En este contexto, tanto Pakistán como Estados Unidos han confirmado una propuesta de 15 puntos a Irán para poner fin a la guerra, que en términos generales propone que Irán levante las sanciones internacionales a cambio de desmantelar sus instalaciones nucleares y limitar su arsenal de misiles balísticos.

Fue el enviado especial de Estados Unidos, Steve Witkoff, quien confirmó la propuesta de 15 puntos que «constituye el marco para un acuerdo de paz», destacando que la iniciativa ha promovido «conversaciones fuertes y positivas». Trump optó entonces por prolongar su ultimátum hasta el 6 de abril, dando un plazo de diez días para que se desarrolle la diplomacia, cuando los países de la región, pero también los europeos y China, exijan una reducción del conflicto y el retorno a la normalidad en el paso de Ormuz.

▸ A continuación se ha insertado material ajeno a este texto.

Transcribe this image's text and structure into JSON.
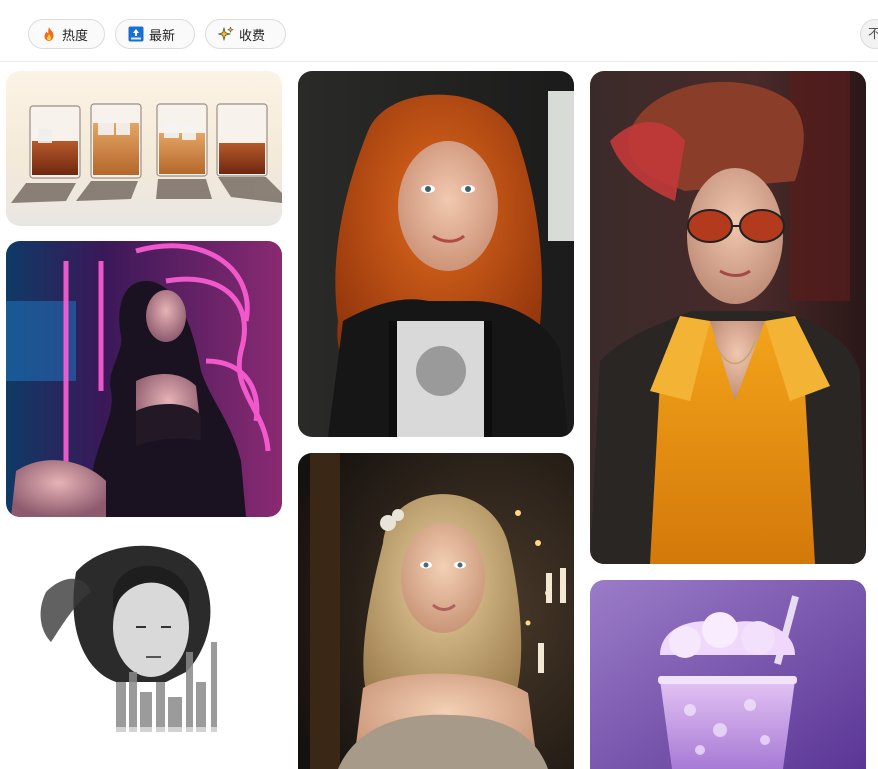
{
  "filters": {
    "hot_label": "热度",
    "new_label": "最新",
    "paid_label": "收费",
    "more_label": "不"
  },
  "icons": {
    "hot": "fire-icon",
    "new": "top-badge-icon",
    "paid": "sparkle-icon"
  },
  "colors": {
    "chip_border": "#dcdcdc",
    "chip_bg": "#fafafa",
    "fire_orange": "#f26b1d",
    "top_blue": "#1a6fd1",
    "sparkle_yellow": "#f4c20d"
  },
  "gallery": {
    "columns": [
      {
        "items": [
          {
            "subject": "whiskey-glasses"
          },
          {
            "subject": "neon-woman"
          },
          {
            "subject": "double-exposure-portrait"
          }
        ]
      },
      {
        "items": [
          {
            "subject": "red-curly-hair-woman"
          },
          {
            "subject": "blonde-woman-candles"
          }
        ]
      },
      {
        "items": [
          {
            "subject": "punk-woman-orange-shirt"
          },
          {
            "subject": "purple-slush-drink"
          }
        ]
      }
    ]
  }
}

Aún así, Washington ha combinado mensajes conciliadores con amenazas militares, insistiendo en que Irán debe aceptar el fin de la guerra antes de que sea «demasiado tarde». «No sé si podremos hacerlo. No sé si estamos dispuestos a hacerlo. Deberían haberlo hecho hace cuatro semanas o hace dos años», continuó diciendo.

Asimismo, ha acompañado la iniciativa diplomática con anuncios militares como el despliegue de elementos paracaidistas en la región en medio de una ofensiva que sugiere una intensificación de la guerra y que despierta aún más desconfianza en Irán, que ya ha visto dos procesos diplomáticos con Estados Unidos interrumpidos por ataques sorpresa.

IRÁN RECHAZA UN PRIMER APROXIMACIÓN Y PONE SUS PROPIAS CONDICIONES

Mientras tanto, Irán ha limitado al máximo los mensajes sobre contactos indirectos y, según varios informes que citan a altos funcionarios conocedores de las conversaciones, Teherán rechaza la propuesta inicial estadounidense, que considera «excesiva» y propone por su parte una serie de condiciones para poner fin al conflicto.

Entre estos puntos estaría el fin de los ataques y la creación de condiciones objetivas para que la guerra no se repita, además del pago de indemnizaciones y reparaciones y la determinación de responsabilidades, y que el fin de la guerra se aplique a todos los frentes.

También insiste en el reconocimiento por parte de todos los actores internacionales de la autoridad iraní sobre el Estrecho de Ormuz, dadas las pretensiones de Trump de controlar el paso comercial estratégico, después de que éste propusiera que fuera gestionado conjuntamente por Washington y Teherán.

Por su parte, Israel continúa con su propio ritmo en la ofensiva contra Irán y las divergencias con la estrategia estadounidense se profundizan después de que el propio ministro de Defensa, Israel Katz, anunciara que Tel Aviv «intensificará» y «ampliará» sus ataques contra Irán.

Mientras tanto, sigue amenazando con seguir asesinando a altos funcionarios iraníes, tras eliminar al comandante de la Armada de la Guardia Revolucionaria, Alireza Tangsiri, a quien acusa de estar detrás de las medidas militares para bloquear el tránsito naval en Ormuz. Israel ha lanzado ataques contra la infraestructura nuclear de Irán en clara contradicción con la suspensión anunciada por Trump de los ataques a las centrales eléctricas de Irán.